信頼関係を築く行為⑧他人の悪口や文句を言わない
納得いかないことがあったときに、悪口や文句を言わないことも大切です。悪口や文句を口にしてしまうと場の空気が悪くなってしまい、生産性の低下にも繋がります。
また、自分の前で誰かの悪口や文句を言っている人は、「別の誰かの前では自分の悪口や文句を言っているかもしれない。人の陰口をたたく人だ」と思われて信頼を失うものです。
周囲から悪口や文句が出てきたときは「どうすればいいと思う?」と、代案を求めてみるのがおすすめです。
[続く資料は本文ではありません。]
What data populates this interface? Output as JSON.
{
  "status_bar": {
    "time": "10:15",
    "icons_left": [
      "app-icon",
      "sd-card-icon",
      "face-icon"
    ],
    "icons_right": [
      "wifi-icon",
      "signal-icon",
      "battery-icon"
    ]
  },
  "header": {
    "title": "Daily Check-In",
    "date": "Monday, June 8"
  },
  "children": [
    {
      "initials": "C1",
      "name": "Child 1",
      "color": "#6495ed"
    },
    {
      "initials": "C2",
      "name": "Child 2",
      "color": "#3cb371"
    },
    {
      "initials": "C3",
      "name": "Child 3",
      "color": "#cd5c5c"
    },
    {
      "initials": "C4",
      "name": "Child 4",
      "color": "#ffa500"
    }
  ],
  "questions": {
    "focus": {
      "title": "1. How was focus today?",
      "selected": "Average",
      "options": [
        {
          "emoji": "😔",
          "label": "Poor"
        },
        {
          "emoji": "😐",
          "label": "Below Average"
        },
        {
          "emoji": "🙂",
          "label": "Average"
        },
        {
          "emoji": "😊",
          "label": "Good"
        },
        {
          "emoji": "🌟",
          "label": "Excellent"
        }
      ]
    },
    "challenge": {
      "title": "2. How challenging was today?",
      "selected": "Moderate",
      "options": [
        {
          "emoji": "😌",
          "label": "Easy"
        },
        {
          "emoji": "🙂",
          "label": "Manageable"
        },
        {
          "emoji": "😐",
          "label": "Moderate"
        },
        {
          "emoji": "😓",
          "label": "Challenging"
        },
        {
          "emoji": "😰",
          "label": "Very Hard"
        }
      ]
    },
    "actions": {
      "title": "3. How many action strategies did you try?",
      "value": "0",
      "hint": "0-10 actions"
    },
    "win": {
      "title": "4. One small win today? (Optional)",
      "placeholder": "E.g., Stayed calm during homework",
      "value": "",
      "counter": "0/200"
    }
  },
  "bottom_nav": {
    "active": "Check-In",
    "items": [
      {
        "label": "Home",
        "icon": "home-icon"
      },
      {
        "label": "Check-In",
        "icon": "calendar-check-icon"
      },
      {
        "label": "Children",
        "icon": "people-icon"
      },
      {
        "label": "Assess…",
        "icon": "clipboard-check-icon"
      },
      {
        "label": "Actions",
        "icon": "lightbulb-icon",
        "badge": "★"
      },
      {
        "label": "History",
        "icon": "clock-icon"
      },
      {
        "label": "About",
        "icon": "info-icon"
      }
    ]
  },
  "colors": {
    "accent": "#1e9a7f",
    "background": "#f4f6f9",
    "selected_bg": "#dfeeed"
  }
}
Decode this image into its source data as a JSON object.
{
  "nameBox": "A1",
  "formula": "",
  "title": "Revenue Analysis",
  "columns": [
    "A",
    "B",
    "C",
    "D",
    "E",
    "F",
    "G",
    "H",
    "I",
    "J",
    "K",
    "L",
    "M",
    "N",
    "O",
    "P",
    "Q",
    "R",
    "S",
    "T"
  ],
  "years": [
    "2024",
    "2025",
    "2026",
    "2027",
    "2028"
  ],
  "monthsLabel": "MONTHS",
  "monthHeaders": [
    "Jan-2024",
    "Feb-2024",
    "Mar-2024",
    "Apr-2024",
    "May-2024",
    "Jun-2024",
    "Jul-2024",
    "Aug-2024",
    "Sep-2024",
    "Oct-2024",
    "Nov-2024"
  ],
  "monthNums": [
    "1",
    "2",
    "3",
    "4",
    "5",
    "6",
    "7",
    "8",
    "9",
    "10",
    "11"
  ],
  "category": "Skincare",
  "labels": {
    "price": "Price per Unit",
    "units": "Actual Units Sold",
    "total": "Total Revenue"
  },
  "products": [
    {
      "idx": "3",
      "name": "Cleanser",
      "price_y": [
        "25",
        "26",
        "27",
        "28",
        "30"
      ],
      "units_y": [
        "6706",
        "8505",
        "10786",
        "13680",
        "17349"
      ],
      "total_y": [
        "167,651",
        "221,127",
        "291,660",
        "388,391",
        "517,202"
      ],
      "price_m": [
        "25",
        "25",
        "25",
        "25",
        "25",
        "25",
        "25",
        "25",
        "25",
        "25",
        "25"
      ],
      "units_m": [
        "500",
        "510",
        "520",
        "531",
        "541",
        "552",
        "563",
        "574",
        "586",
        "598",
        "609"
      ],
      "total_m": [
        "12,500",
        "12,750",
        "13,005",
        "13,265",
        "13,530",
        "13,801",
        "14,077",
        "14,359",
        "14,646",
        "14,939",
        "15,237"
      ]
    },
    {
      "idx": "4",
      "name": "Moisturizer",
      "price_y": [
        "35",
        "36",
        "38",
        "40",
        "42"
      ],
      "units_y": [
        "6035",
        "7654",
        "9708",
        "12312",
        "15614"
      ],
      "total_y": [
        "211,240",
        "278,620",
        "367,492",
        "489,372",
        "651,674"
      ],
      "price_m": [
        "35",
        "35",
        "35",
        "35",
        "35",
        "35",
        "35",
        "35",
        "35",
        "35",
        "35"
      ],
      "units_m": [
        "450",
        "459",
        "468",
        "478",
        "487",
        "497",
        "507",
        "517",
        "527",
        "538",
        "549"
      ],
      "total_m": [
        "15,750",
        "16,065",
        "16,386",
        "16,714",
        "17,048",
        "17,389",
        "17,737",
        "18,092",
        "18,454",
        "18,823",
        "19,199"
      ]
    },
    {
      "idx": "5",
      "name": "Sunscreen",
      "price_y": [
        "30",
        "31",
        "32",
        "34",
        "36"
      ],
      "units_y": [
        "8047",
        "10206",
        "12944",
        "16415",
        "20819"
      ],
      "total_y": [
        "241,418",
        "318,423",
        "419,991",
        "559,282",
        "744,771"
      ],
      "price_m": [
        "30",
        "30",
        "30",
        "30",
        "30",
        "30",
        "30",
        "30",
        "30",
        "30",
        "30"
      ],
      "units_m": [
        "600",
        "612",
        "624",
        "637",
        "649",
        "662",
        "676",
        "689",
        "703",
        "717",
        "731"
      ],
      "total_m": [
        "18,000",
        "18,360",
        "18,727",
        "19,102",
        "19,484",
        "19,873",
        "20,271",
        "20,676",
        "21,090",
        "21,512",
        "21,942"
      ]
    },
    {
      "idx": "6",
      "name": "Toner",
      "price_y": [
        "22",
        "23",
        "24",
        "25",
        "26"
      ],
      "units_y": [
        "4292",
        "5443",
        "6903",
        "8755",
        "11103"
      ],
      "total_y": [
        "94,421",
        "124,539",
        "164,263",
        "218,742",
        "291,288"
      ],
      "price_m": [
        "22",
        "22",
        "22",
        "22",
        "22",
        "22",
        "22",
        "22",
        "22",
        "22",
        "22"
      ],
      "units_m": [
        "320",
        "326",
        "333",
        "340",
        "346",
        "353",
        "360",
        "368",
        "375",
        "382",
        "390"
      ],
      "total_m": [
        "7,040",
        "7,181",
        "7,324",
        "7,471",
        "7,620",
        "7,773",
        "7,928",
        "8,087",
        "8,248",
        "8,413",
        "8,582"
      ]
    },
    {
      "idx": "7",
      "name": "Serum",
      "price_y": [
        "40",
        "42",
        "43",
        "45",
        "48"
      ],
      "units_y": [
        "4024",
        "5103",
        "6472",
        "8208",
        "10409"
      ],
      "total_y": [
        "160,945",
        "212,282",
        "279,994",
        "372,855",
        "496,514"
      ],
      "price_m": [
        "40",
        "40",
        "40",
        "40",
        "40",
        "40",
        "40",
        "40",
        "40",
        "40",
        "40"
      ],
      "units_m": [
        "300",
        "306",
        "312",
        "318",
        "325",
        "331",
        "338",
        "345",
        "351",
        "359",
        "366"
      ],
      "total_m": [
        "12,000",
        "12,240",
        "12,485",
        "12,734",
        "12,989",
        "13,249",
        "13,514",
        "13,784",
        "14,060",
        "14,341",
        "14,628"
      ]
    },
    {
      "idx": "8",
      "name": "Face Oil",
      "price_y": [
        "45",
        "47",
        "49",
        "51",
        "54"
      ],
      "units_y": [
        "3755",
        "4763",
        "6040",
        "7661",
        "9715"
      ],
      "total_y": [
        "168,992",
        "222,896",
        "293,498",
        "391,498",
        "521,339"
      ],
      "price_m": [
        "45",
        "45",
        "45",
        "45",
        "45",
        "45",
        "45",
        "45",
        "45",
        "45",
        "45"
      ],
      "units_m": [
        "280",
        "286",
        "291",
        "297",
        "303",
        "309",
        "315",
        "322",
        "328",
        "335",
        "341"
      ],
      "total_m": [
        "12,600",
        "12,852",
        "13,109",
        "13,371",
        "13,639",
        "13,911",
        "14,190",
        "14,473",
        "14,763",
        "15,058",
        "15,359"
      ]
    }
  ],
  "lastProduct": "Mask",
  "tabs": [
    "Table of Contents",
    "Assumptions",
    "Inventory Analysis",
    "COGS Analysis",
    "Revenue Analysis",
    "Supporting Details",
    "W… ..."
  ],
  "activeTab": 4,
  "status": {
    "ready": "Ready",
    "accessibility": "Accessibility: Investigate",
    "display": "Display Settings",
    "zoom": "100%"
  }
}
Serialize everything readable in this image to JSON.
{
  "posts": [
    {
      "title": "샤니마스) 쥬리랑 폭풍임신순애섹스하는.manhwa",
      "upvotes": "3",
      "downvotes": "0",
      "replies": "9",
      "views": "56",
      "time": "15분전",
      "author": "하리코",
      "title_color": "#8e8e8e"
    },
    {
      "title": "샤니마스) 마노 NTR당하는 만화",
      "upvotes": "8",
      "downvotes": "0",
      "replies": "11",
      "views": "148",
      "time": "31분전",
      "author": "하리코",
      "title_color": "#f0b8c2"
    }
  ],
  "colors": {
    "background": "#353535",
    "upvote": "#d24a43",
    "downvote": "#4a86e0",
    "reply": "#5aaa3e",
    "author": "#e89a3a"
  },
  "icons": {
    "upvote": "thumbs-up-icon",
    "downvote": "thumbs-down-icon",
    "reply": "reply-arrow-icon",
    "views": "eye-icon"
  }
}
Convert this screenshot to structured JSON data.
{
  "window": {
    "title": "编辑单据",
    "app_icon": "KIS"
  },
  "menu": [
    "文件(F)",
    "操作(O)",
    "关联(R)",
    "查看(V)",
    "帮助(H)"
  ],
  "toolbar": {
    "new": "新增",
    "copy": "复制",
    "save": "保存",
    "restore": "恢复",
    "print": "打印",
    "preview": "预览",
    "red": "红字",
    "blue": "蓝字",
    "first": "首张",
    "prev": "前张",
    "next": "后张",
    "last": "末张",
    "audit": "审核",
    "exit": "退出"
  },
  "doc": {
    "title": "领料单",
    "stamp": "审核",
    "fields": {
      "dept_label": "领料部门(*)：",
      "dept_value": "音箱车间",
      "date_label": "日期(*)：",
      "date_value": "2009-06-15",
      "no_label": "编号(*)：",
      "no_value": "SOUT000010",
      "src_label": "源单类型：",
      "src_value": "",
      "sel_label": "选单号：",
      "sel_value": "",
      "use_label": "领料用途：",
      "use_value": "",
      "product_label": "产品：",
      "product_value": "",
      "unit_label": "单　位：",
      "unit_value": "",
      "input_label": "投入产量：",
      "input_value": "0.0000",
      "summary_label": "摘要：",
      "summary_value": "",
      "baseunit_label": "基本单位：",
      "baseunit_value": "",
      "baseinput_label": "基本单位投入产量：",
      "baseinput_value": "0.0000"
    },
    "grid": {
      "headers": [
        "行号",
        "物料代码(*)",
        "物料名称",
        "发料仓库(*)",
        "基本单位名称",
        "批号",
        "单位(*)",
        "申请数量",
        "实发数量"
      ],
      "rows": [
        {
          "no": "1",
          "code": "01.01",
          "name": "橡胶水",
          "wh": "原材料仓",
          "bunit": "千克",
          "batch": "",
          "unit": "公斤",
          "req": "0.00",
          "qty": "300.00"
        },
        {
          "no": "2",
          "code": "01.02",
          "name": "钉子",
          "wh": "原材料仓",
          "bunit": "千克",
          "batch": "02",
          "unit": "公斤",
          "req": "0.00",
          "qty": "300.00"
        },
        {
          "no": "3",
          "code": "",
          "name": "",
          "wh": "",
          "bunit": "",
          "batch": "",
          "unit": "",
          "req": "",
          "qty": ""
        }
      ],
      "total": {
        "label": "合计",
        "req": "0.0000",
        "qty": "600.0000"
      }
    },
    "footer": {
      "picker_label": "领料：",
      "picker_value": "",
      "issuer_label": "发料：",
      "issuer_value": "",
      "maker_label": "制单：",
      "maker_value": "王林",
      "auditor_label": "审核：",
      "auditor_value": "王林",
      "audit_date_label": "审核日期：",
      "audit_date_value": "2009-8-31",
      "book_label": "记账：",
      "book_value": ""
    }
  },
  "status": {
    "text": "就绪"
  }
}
改善点やできる方法を提案してくれるだけでも、悪口や文句から建設的な議論に生まれ変わることがあります。
信頼関係を築く行為⑨嘘や隠し事をしない
信頼関係の構築が上手い人は、嘘や隠し事をしません。
嘘や隠し事が発覚してしまうと「他にも何か隠しているのではないか」と勘繰られてしまうものですし、「あの人は嘘をつく人」だと思われてしまうものです。
もちろん仕事の中では、周囲にオープンにできないことも生じます。
周囲から「隠し事をしている」と思われないためには、普段から共有できるものはきちんと共有したうえで、「こういう条件に該当するものは共有できない」と伝えることが大切です。